Quand l'instinct rencontre ses créateurs


L'écriture de James Blish a été considérée comme “aride”, c'est même inscrit dans la courte biographie imprimée à l'intérieur de ce format poche. Rien n'est plus éloigné de la vérité. Si Blish est aride, alors Asimov est stérile !
Au contraire, ce texte est profondément fertile, le choix des mots, des rythmes comme des atmosphères obéissent à l'instinct, à cet état de nature que l'auteur veille à ne jamais laisser sombrer sous la surface pesante de la science. La hard SF peut en effet très souvent être qualifiée d'aride, plate et sans émotions, ici il n'en est rien. Tous les protagonistes de ces différentes scènes obéissent à une nécessaire survie, qu'y a-t-il de plus viscéral que cela ?

J'ai donc apprécié l'écriture franche et directe de Blish, sans pour autant être dénuée de poésie, d'élégance, de philosophie parfois, d'humanité quoi. Comme souvent dans ce genre-là, il nous faut accepter les apports scientifiques que l'on ne maîtrise pas totalement comme vérités établies ; je crois que l'on peut faire confiance au gonze. Certains points sont d'ailleurs très précis, des modifications subtiles ou plus franches de l'être humain, dûment réfléchies par l'auteur. On ne le prendra pas à défaut, l'ensemble est simplement brillant.
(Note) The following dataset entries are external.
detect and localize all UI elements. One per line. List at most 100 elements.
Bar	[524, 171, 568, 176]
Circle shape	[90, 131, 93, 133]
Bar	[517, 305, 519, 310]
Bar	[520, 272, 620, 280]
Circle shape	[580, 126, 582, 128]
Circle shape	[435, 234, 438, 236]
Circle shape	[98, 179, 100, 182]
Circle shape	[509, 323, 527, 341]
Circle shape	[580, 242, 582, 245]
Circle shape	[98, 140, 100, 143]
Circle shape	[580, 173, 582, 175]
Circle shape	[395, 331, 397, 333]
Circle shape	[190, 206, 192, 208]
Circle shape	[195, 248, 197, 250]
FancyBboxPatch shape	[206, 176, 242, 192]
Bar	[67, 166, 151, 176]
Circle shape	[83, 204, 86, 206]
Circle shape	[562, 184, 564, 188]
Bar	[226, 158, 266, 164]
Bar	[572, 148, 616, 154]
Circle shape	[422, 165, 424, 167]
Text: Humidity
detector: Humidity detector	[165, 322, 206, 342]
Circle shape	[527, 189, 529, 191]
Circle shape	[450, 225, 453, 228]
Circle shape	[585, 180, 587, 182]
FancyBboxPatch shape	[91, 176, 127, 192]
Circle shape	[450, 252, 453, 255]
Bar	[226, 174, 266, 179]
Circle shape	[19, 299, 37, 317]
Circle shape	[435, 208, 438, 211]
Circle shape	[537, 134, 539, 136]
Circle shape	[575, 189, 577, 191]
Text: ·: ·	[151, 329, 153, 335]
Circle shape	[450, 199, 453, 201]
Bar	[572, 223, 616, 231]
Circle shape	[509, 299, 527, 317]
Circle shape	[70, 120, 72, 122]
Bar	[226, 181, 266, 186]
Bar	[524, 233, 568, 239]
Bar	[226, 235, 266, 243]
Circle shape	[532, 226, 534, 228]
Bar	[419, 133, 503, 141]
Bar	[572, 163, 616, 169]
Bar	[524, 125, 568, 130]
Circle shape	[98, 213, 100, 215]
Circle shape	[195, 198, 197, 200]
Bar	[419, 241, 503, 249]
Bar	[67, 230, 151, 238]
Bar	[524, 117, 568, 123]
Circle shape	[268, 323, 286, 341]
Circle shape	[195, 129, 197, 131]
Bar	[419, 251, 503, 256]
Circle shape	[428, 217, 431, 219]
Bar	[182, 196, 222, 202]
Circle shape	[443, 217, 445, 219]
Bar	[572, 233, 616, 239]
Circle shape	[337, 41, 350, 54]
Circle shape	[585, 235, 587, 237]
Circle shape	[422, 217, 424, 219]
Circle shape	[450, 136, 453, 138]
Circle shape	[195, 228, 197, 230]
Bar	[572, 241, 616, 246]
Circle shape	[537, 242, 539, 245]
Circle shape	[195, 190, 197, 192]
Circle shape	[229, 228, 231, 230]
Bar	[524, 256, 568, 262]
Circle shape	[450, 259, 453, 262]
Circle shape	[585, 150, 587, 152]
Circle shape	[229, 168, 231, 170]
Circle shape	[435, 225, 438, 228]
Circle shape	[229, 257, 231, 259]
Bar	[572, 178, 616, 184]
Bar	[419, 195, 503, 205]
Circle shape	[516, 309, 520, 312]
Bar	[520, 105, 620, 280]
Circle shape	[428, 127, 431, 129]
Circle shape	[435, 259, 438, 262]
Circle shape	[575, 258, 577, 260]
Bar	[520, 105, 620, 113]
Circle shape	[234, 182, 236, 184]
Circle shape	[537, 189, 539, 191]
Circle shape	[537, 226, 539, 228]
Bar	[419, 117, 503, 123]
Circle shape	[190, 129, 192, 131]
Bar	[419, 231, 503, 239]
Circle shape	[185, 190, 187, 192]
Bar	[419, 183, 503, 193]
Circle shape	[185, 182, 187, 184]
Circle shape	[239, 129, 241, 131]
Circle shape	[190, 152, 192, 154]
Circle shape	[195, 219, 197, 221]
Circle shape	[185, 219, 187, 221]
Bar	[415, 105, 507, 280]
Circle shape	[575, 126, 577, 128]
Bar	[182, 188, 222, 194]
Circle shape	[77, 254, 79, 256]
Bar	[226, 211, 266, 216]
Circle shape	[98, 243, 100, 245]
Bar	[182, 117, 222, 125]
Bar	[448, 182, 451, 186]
Si la première partie, introduite par la quatrième de couverture, fait davantage office de prologue, la suite est savoureuse d'imagination, d'évolution et d'analogies.
En effet, James Blish imagine ce que pourrait être la vie de l'Homme sur des planètes habitables, sous réserve de certains sacrifices. Réécrire l'ADN humain, toute la structure de l'organisme afin d'implanter des spécimens adaptés à ce nouvel habitat. Voilà qui change des classiques terraformations inconcevables sur la durée. On retourne le problème, donc la solution.
En découlent des lignes évolutives vraiment plaisantes à découvrir, une adaptation impliquant de nouvelles lois, de nouvelles hiérarchies, des cohabitations surprenantes et un sens inné de l'appartenance à l'espèce. Dans ces différentes parties pouvant presque prendre l'allure de nouvelles avec un épicentre commun, l'auteur parvient à instiller des réflexions où se mêlent évolutionnisme et créationnisme, religion et âpreté de la vie sauvage, et même quelques clins-d'oeils à nos bonnes vieilles croyances et/ou savoirs. C'est délicat, presque intuitif, on troque les gros sabots pour un raffinement dans la suggestion. Au lecteur de relier les points, c'est tellement plus malin.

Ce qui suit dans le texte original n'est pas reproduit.